Home > Science Seminar > Spring 2010 > Dikalov
The Science Seminar Series: February 25, 2010
Role of Mitochondrial Dysfunction in Cardiovascular Diseases
Sergey Dikalov, PhD
Director of Free Radical in Medicine Core, Assistant Professor of Medicine
Division of Cardiology, Emory University School of Medicine, Atlanta, Georgia
Powell HallTime: 4:00 -5:00pm
Mitochondria are not just an ATP cow. They are recognized regulators of cell death in and remodeling process. Mitochondrial dysfunction is associated with cardiovascular diseases (CVD) however the exact role of mitochondria is not clear. Inherited and sporadic mitochondrial diseases caused by mutations to mitochondrial genes in mitochondrial or nuclear DNA are well documented. Meanwhile, mitochondrial dysfunction can be a source and course of oxidative stress. Mitochondria and NADPH oxidases are important sources of vascular reactive oxygen species (ROS) such as O2• and H2O2. Overproduction of ROS may results in decreased bioavailability of nitric oxide (NO•) and endothelial dysfunction. We have found that stimulation of endothelial cells with angiotensin II (AngII) increases production of mitochondrial ROS and impairs mitochondrial respiration. Depletion of p22phox subunit of NADPH oxidase with siRNA inhibits AngII-induced mitochondrial dysfunction.
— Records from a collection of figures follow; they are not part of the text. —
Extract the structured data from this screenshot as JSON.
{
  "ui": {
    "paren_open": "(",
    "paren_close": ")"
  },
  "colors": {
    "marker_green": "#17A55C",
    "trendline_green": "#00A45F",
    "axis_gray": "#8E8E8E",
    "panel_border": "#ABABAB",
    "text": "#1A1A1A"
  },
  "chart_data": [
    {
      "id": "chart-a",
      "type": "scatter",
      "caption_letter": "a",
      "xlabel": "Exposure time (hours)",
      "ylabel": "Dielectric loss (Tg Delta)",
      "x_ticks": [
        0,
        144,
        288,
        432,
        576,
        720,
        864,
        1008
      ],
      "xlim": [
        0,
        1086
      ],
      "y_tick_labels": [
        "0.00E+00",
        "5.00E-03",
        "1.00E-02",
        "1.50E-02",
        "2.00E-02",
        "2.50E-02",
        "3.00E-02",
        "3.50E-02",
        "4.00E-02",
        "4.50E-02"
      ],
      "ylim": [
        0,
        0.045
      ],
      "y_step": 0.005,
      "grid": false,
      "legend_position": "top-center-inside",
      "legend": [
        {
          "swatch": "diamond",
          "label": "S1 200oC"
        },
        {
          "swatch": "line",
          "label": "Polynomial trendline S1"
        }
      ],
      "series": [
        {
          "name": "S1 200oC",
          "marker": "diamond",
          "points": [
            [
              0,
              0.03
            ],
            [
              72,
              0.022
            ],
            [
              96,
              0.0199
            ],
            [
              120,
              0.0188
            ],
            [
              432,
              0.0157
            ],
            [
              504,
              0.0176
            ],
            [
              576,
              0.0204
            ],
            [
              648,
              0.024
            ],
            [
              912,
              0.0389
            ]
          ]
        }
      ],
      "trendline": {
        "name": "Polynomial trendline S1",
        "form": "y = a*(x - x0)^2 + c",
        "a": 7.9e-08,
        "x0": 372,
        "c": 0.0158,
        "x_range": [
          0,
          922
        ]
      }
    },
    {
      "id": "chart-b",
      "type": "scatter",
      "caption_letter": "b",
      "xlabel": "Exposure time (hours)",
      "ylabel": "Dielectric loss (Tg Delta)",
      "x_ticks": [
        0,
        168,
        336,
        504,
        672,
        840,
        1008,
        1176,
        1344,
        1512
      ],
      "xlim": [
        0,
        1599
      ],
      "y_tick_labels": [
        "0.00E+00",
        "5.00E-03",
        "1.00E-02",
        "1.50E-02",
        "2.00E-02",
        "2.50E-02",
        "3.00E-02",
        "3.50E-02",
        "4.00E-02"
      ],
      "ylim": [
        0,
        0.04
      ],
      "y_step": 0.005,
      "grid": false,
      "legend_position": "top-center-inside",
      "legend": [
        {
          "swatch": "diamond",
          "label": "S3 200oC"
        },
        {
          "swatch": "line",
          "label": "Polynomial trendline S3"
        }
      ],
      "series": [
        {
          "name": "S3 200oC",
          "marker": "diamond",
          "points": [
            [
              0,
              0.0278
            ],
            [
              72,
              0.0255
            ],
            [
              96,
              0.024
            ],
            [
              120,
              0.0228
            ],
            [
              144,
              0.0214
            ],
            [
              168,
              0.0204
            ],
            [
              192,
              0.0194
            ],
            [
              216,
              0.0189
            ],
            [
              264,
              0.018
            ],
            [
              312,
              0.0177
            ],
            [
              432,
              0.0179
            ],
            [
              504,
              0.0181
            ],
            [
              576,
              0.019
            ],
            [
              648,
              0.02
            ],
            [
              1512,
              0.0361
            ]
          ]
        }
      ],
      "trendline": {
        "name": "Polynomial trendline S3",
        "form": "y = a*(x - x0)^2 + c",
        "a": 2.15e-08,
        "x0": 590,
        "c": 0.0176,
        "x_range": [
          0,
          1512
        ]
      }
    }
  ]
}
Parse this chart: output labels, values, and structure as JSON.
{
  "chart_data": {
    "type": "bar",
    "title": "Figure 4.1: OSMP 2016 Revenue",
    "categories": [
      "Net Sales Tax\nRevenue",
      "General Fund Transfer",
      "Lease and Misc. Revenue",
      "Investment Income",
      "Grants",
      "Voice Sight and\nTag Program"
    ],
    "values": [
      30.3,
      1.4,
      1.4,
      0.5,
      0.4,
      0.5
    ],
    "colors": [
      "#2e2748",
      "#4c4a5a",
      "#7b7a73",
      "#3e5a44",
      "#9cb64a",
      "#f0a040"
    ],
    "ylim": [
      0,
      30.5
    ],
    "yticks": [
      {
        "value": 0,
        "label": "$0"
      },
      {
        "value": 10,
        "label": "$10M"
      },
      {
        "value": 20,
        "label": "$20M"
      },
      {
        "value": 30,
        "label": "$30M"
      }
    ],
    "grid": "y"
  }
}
Inhibition of mitochondrial mitoKATP or reverse electron flow diminishes mitochondrial ROS, decreases activity of NADPH oxidase and increased endothelial NO•. We suggest that AngII induced O2• production by NADPH oxidase stimulates production of mitochondrial O2• that in turn provides redox dependent feed forward stimulation of NADPH oxidase. This vicious cycle can be interrupted at the mitochondrial site by mitochondria targeted antioxidants. We have developed a mitochondria-targeted SOD mimetic, mitoTEMPO, by conjugating the lipophilic triphenylphosphonium cation to an antioxidant moiety TEMPO. As expected, inhibition of mitochondrial oxidative stress with SOD2 overexpression or supplementation with mitoTEMPO attenuates endothelial oxidative stress, restores NO• production, improves endothelium-dependent vasodilatation and reduces blood pressure in AngII infused mice. The upstream activators and downstream targets of mitochondrial oxidative stress and their potential role in cardiovascular disease will be discussed.